The Media Foundation for West Africa (MFWA) is appalled at the totally unprovoked attack by unknown persons on Mr. Augustine Ahiabor, a journalist with Accra-based Angel FM, while on the beat in Ashaiman, a suburb of Accra, on May 25, 2023.
We join condemn the assault and call on the Ghana Police to expedite the investigations into the case.
The journalist had gone to Ashiaman Lebanon Zone 2, where a public toilet had caved in and trapped at least one man who was using the facility at the time. As he was filming the incident some residents of the sprawling suburb pounced on him and beat him up. His assailants had simply taken offense at him doing his work as a reporter.
Ahiabor told MFWA on phone that he, together with another journalist with Atinka FM, another radio station in Accra, had gone to the scene of the accident to report.

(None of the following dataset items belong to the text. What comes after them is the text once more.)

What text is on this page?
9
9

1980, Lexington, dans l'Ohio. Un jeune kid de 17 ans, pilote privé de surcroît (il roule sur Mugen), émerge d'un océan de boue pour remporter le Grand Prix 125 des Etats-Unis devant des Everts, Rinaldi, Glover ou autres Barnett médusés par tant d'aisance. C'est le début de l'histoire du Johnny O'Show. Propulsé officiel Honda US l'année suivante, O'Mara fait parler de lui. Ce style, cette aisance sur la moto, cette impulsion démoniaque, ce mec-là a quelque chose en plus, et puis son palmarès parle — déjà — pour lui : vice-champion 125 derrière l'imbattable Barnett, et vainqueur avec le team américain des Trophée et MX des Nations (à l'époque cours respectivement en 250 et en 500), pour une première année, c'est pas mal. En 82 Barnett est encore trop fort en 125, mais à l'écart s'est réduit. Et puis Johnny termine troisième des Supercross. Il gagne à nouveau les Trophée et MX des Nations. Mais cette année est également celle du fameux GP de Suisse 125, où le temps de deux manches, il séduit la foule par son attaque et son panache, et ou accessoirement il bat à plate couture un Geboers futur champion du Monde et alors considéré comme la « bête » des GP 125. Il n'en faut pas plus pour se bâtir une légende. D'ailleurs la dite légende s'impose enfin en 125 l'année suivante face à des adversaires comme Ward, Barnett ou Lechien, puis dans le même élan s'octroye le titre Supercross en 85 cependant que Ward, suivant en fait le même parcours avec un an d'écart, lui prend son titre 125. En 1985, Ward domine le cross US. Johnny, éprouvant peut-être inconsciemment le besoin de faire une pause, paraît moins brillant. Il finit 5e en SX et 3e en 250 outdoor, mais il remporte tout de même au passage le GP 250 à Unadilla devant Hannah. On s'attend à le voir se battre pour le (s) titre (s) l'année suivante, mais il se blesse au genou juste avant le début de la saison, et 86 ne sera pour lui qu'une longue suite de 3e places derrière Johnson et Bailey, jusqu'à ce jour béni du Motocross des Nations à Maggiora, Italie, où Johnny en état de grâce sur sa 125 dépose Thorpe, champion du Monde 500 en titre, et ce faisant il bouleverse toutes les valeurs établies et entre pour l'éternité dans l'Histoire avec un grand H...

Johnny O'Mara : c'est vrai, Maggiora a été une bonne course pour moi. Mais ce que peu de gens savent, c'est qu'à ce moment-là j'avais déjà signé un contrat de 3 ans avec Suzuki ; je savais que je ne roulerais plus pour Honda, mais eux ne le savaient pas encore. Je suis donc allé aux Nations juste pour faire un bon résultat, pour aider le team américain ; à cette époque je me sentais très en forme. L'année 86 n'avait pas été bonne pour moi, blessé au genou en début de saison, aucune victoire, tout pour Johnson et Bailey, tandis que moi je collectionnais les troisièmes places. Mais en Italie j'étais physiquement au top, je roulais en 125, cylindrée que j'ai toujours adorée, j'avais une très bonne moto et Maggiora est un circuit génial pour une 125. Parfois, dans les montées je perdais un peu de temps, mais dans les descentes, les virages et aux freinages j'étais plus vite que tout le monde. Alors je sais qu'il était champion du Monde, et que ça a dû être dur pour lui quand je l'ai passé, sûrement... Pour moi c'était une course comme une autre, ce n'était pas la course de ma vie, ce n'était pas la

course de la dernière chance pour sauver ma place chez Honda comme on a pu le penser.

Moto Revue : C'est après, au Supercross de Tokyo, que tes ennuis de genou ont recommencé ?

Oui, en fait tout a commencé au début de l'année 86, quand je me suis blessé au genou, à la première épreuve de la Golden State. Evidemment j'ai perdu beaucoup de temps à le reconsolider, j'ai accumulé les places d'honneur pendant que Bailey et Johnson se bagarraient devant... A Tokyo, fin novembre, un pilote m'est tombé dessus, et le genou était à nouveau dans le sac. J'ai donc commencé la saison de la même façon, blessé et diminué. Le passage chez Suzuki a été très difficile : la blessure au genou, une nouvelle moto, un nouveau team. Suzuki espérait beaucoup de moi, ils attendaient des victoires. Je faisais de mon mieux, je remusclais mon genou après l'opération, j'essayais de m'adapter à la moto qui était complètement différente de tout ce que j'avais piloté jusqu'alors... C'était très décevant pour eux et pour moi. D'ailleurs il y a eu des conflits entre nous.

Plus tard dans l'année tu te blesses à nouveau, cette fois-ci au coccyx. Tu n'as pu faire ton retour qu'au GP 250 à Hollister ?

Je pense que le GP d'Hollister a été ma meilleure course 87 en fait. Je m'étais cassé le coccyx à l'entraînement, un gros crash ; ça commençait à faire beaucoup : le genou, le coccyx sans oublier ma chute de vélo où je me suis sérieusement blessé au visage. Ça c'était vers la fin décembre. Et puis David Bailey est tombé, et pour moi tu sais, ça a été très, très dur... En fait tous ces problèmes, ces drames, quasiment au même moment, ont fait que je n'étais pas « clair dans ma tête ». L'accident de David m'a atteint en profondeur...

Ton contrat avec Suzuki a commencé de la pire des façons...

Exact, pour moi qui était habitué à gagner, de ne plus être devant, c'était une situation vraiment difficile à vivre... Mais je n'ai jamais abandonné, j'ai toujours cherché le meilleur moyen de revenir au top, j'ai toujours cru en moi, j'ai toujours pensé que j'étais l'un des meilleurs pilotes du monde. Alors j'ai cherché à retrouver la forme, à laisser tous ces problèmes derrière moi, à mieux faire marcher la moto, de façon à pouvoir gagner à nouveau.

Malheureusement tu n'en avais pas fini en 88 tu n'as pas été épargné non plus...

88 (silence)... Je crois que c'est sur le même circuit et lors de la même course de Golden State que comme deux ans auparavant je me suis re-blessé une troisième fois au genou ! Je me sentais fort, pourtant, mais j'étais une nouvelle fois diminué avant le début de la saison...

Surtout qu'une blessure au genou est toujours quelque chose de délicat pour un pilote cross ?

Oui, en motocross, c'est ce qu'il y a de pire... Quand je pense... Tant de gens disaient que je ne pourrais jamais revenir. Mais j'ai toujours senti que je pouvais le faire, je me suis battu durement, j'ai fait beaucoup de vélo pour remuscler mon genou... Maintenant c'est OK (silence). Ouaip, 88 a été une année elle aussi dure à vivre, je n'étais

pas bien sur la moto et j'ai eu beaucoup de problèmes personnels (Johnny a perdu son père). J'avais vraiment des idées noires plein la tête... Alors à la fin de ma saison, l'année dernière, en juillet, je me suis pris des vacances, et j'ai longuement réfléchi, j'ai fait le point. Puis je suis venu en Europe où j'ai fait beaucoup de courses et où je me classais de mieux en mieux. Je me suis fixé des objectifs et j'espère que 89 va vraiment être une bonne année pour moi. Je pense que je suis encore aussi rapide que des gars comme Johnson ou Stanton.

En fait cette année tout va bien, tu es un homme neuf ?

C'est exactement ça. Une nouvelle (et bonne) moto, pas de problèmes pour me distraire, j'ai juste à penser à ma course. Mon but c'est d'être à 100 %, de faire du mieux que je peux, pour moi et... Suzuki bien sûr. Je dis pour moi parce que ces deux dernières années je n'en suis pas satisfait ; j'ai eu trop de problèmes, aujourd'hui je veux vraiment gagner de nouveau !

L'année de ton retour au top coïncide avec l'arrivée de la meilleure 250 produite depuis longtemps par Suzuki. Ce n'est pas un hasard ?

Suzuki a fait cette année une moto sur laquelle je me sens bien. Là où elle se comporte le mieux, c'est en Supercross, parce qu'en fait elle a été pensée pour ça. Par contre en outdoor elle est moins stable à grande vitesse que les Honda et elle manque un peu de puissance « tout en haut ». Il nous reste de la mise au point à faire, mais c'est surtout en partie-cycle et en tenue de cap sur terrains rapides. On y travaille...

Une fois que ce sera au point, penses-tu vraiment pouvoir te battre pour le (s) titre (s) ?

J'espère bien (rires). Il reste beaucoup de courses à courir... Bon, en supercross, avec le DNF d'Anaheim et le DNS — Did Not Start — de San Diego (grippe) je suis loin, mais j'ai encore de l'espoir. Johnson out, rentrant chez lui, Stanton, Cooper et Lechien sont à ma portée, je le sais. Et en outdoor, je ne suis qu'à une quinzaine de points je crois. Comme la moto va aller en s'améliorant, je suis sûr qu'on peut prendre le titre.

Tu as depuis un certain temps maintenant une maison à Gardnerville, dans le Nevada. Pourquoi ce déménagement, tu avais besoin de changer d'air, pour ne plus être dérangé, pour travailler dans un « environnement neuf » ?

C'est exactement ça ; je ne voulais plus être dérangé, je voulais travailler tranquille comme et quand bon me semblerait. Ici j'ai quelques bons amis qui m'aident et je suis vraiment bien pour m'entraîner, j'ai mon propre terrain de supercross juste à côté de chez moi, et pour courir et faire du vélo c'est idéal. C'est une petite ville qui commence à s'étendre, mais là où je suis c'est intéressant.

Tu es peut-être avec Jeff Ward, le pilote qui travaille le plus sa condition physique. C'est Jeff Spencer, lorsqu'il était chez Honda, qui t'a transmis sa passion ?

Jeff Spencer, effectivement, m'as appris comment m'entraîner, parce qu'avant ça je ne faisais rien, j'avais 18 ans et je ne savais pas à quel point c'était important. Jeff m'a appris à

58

“When we got there, the man who had been trapped in the collapsed toilet had been rescued and was being given a bath. I took out my phone to record the collapsed toilet for a story,” he said.
Just then, he said, the first assailant, an elderly man, approached him and demanded he stop filming.
“After I stopped he ordered that I delete whatever footages and pictures that I had taken of the collapsed toilet. I tried explaining to him that I was a journalist, taking out my ID card so that he could inspect. Just then, a younger man whom I would later learn is the elderly man’s son, joined him and insisted that I delete whatever images I had taken with my camera. The young man also accused me of trying to take photos and footage for money,” he added.
The journalist explained that he presented his ID card to the young man too, “but he dismissed it saying ‘journalist my foot.”’ The resultant melee attracted others who thronged around the two journalists and started beating him.
“I was hit in the back a couple of times and also in the belly area. Later my colleague from Atinka FM told me that one of the attackers had intended to hit my head with a hammer, however, he had managed to restrain him. In the commotion, somebody took my phone,” the journalist said.
The journalist says that later he got his phone back from the Assemblyman for the area who had somehow managed to seize it from the assailants. Even so, the son of the first assailant had insisted that he was an IT technician and that he could not trust the journalist to delete the footages or pictures he had taken with his phone’s camera and therefore they had to go to his house so he could format the phone.
“It was when we got to his house that we realized that the phone was spoilt,” the journalist said.
He confirmed that he has since reported the incident to the Police, who issued him with a medical form.
“I have attended the hospital and given the form back to the Police. The Police have since also arrested the elderly man and his son and given them bail; the other attackers however are on the run,” Mr. Ahiabor said.
The MFWA condemns this gratuitous assault on a journalist on duty, and reiterates our call on the Police to expedite action on the prosecution process. It is very important that such crude attacks on journalists are punished to deter future attacks on journalists.